Umstrittene Erdgasförderung: Niedersachsen will wieder fracken

Mit dem geplanten Fracking-Gesetz geht es nicht voran. Deswegen will Niedersachsen die Technik nach fünfjährigem Moratorium wieder genehmigen.

Ein Zaun um Gasbohrtgeräten, davor eine Schild mit der Aufschrift "Mit Energie die Zukunft sichern"

Wird hier bald wieder gefrackt? Bohrfeld von ExxonMobil Foto: dpa

HANNOVER dpa | Weil das geplante Fracking-Gesetz des Bundes noch immer auf sich warten lässt, will das erdgasreiche Niedersachsen die Technik nach fünfjähriger Pause wieder genehmigen. „Wir werden weiter beim Bund intensiv daran mitwirken, dass wir hoffentlich eine Regelung auf Bundesebene bekommen“, erklärte Niedersachsens Wirtschaftsminister Olaf Lies (SPD) anlässlich der Jahrestagung des Bundesverbandes Erdgas, Erdöl und Geoenergie (BVEG) am Mittwoch in Hannover. „Wenn es nicht zu einer Regelung auf Bundesebene kommt, werden wir es auf Länderebene vernünftig lösen und umsetzen.“ Rund 95 Prozent der deutschen Erdgasvorkommen befinden sich in Niedersachsen.

Niedersachsen brauche auch in Zukunft Erdgas- und Erdölförderung, betonte der Minister. „Deshalb werden wir auf niedersächsischer Seite alle Rahmenbedingungen dafür schaffen, dass die Zukunft von Erdöl und Erdgas und auch Geothermie und Geoenergie gesichert ist.“ Fünf Jahre lang hatten Erdgasförderer auf Fracking-Anträge für konventionelle Projekte verzichtet und Niedersachsen solche auch nicht mehr bearbeitet, um die Verabschiedung eines neuen Fracking-Gesetzes zu ermöglichen.

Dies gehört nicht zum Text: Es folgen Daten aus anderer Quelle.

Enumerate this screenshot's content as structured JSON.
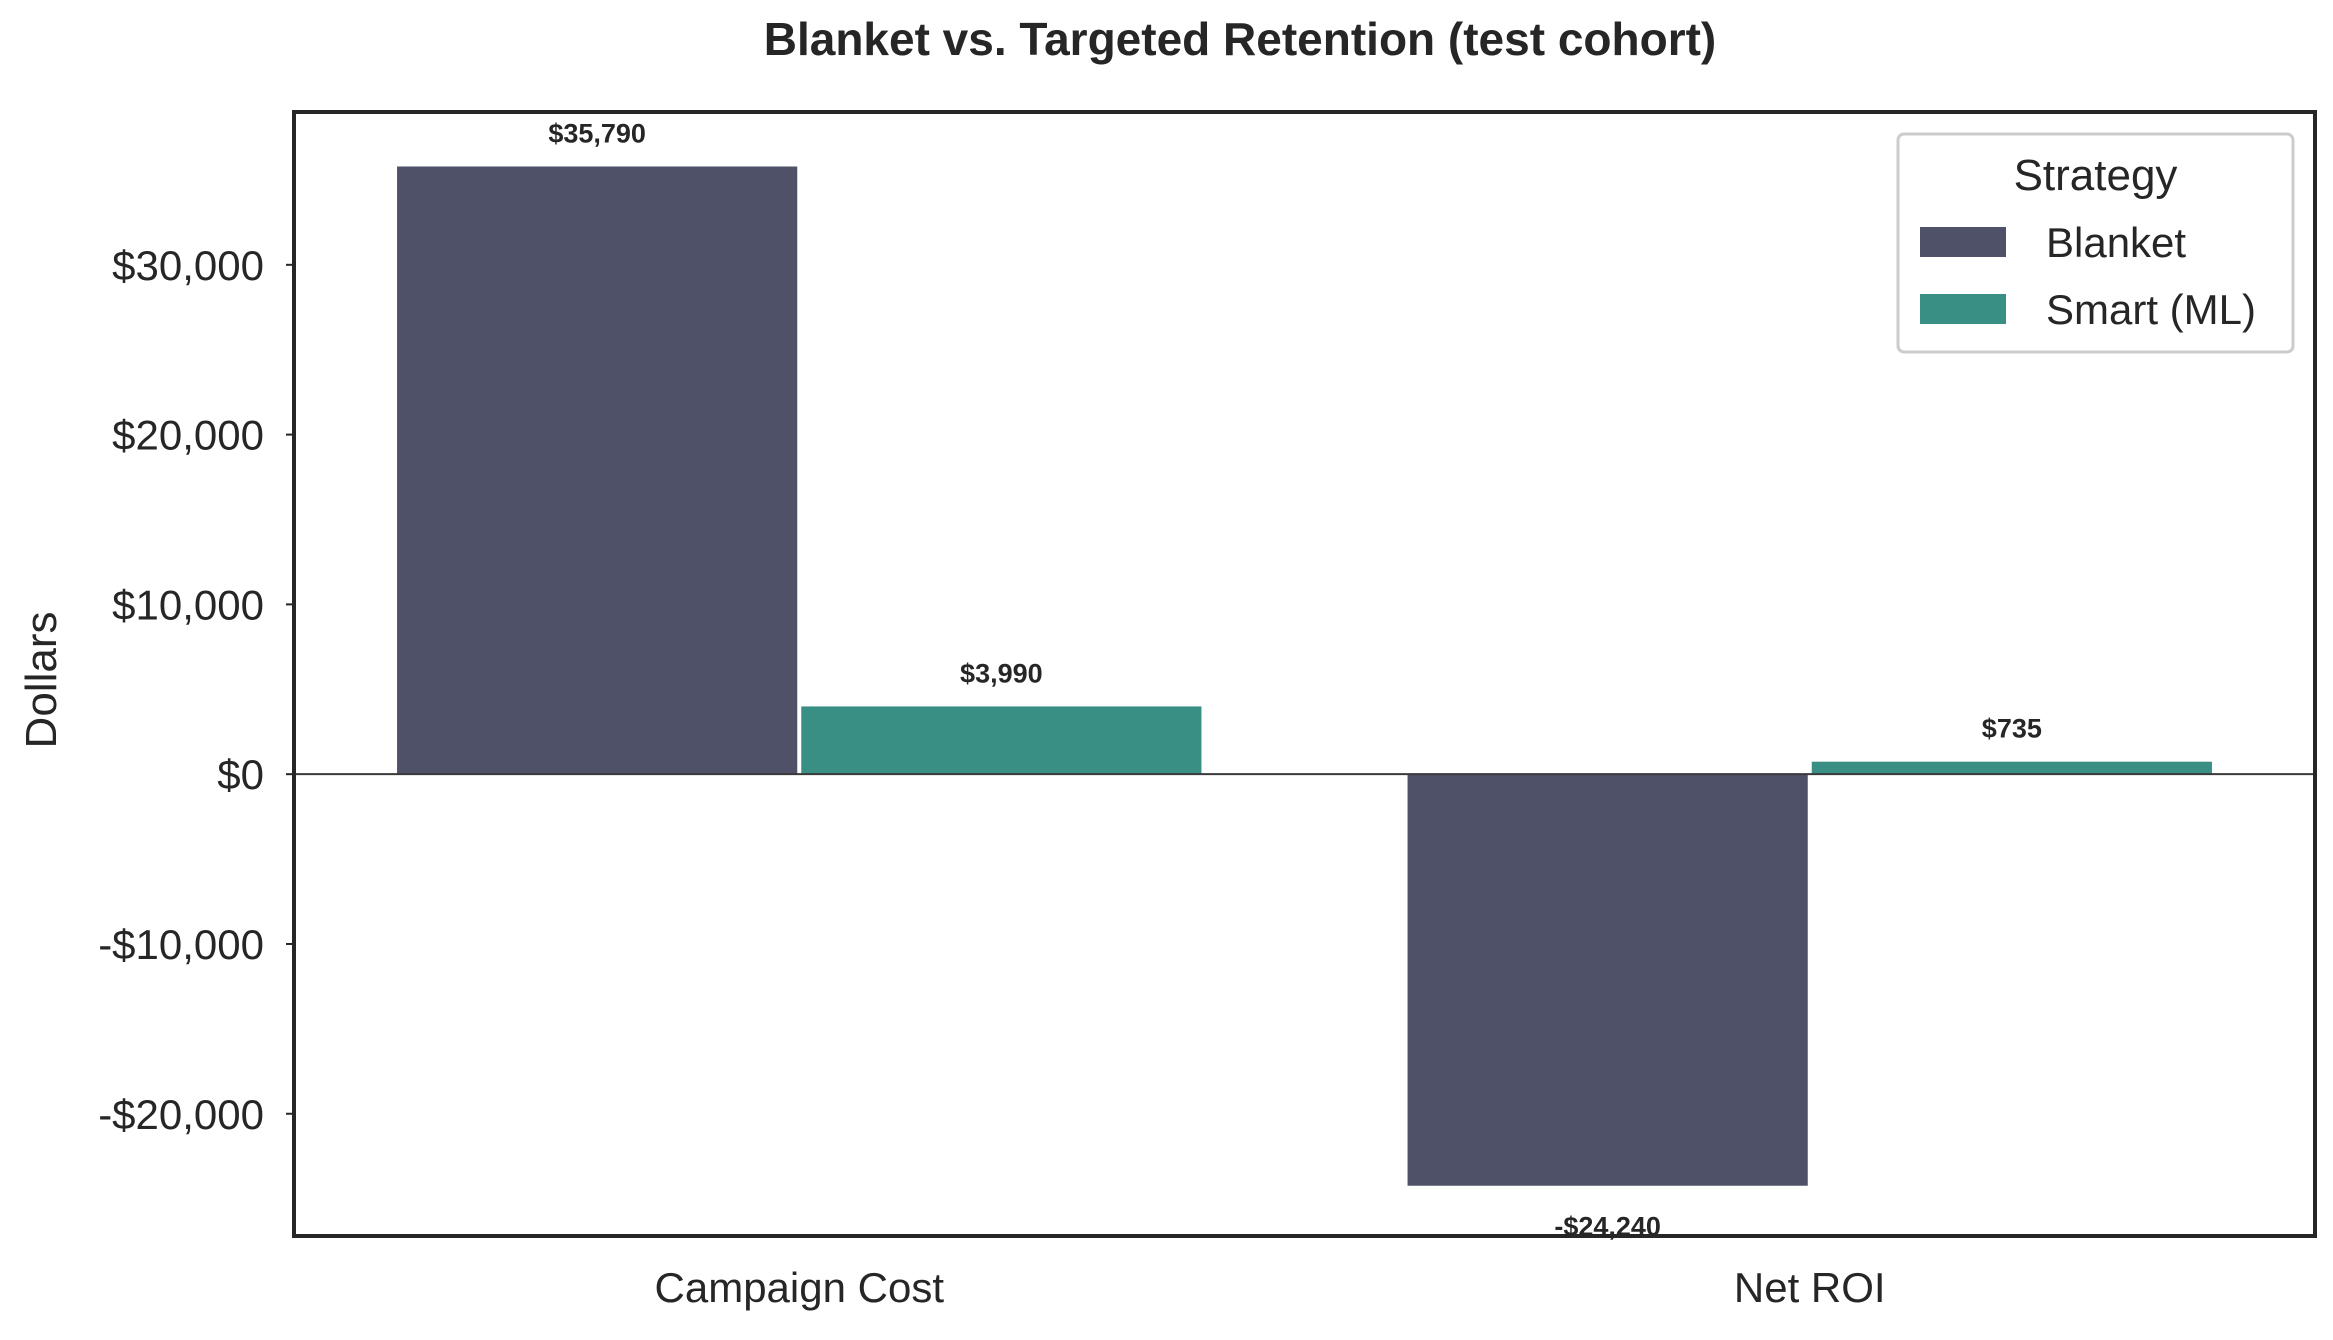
{
  "chart_data": {
    "type": "bar",
    "title": "Blanket vs. Targeted Retention (test cohort)",
    "xlabel": "",
    "ylabel": "Dollars",
    "categories": [
      "Campaign Cost",
      "Net ROI"
    ],
    "series": [
      {
        "name": "Blanket",
        "values": [
          35790,
          -24240
        ],
        "labels": [
          "$35,790",
          "-$24,240"
        ],
        "color": "#4e5167"
      },
      {
        "name": "Smart (ML)",
        "values": [
          3990,
          735
        ],
        "labels": [
          "$3,990",
          "$735"
        ],
        "color": "#3a8f84"
      }
    ],
    "ylim": [
      -27200,
      39000
    ],
    "yticks": [
      -20000,
      -10000,
      0,
      10000,
      20000,
      30000
    ],
    "ytick_labels": [
      "-$20,000",
      "-$10,000",
      "$0",
      "$10,000",
      "$20,000",
      "$30,000"
    ],
    "zero_line": true,
    "grid": false,
    "legend": {
      "title": "Strategy",
      "placement": "top-right"
    }
  }
}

„Die Politik ignoriert völlig, dass es um die Zukunft einer ganzen Branche, deren Mitarbeiter und Standorte geht“, sagte der BVEG-Vorsitzende Martin Bachmann. „Daher wird die Branche keine andere Alternative haben, als eine Bearbeitung aktuell vorliegender und neu einzureichender Anträge auf Basis des geltenden Rechts einzufordern.“

Das Fracking-Gesetz liegt im Bundestag bereits seit einem Jahr auf Eis. Vor allem die SPD beklagt, dass es in der Öffentlichkeit als „Fracking-Elaubnis-Gesetz“ wahrgenommen werde, obwohl es die umstrittene Art der Erdgasförderung doch reglementieren solle. „Wer je an der Notwendigkeit eines Gesetzes gezweifelt hat, wird jetzt eines besseren belehrt“, sagte SPD-Fraktionsvize Ute Vogt. Bundestag und Bundesrat müssten es nun rasch verabschieden. „Sonst wird die Industrie sehr bald mit 40 Jahre alten Umwelt-Standards fracken.“

Protest von Umweltverbänden

Die Opposition hatte Ende April im Bundestag ein komplettes Fracking-Verbot sowie eine namentliche Abstimmung beantragt und damit lautstarke Auseinandersetzungen provoziert.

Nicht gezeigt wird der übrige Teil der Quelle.